Ascienceenthusiast just mocked my interpretation of end times Bible prophecy again.
“A totally serious and completely real Biblical prophecy claims that the apocalypse will happen in December 2019, ending life as we know it on Earth once and for all. More specifically, on December 28th. FREAKING FINALLY. It’s about damn time. I’ve been getting pretty tired of all these wannabe apocalypse events that end up falling through. So much promise, so little payoff. And of course, the source for this prophecy is none other than a book about a dude who may or may not have existed ~2000 years ago that was written 75 to 300 years after he died.
….According to Montaigne, an astronomical alignment in December will create a series of events such as earthquakes, tidal waves, volcanic eruptions, and massive Sharknadoes…”
I get it – He doesn’t approve of Bible prophecy at all, let alone my interpretation of it
I doubt he will even read the comment I posted, let alone the arguments I’ve made in books like End Times and 2019 or my more recent book on pole shift evidence.

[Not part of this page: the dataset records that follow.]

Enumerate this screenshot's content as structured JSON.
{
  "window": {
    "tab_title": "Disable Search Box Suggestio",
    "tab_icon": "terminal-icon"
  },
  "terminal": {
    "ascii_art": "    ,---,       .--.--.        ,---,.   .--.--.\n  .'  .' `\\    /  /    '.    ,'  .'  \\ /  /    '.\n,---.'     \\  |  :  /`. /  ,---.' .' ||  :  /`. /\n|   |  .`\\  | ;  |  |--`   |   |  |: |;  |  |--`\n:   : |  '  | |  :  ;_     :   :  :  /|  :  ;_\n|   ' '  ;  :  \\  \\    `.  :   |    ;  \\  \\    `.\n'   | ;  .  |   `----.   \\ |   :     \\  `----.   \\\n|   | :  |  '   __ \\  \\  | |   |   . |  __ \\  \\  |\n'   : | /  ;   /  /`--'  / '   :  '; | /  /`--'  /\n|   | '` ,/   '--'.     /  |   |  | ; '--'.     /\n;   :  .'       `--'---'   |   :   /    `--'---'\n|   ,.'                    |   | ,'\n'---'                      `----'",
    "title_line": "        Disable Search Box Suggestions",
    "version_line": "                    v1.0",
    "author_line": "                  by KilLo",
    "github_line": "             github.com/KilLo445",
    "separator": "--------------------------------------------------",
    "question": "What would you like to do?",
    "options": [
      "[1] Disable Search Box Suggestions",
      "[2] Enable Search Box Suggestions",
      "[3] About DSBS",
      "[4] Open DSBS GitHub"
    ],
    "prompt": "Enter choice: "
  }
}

I commented under his article:
“I hope I’m not making anyone think I feel the evidence proves 100% that anything must happen at a certain time. I have written about multiple clues that I interpret to point to December 2019 and I explain why in many of my articles and books. But I also realize that I worked to find a pattern and make sense of those clues. Maybe I’m right – the facts make me take that timing seriously and I have hoped others would assess my thinking. (One other researcher contacted me to let me know they independently came up with the same exact date for Judgment Day.) But that doesn’t prove anything. Facts can be true while a conclusion based on them is wrong.

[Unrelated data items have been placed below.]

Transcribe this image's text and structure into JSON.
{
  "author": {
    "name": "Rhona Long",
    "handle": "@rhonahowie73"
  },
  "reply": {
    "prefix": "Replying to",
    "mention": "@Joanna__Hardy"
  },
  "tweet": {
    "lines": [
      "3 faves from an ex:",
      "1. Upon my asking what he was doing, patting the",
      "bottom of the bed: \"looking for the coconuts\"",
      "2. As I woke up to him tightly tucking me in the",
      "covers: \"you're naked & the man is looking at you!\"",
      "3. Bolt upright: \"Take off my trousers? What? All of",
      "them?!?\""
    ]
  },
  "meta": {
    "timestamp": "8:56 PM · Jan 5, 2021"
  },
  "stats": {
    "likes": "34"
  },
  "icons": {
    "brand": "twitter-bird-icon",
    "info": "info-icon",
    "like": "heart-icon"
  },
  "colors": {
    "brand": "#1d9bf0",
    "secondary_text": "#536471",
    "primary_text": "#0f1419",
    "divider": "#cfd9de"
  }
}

There is always the chance that, like staring at an ink blot test until you recognize something in it – maybe I drew a conclusion from clues that will prove to be mere coincidences. The way the astronomical clues and biblical clues seem to correspond amaze me – especially how the sun, moon, and planets move in a way that symbolically acts out every major step of an ancient, week-long Jewish wedding ceremony in the sky during Hanukkah this year. The groom (the sun) giving the bride (Earth) a ring takes 8 minutes in the Jewish wedding ceremony, and almost 8 minutes for a total eclipse’s “diamond ring effect” as we see the corona around the edge of the moon. That also fulfills Isaiah 13:10, which says the sun will be dark as it rises – because this total solar eclipse will be visible from Jerusalem at sunrise on December 26. Hopefully this – and everything else I wrote about – proves to be meaningless coincidence. Hopefully 2019 ends uneventfully, with nothing more exciting than me humbly deciding that my days of trying to interpret end times Bible prophecy have ended. Time will tell soon enough.”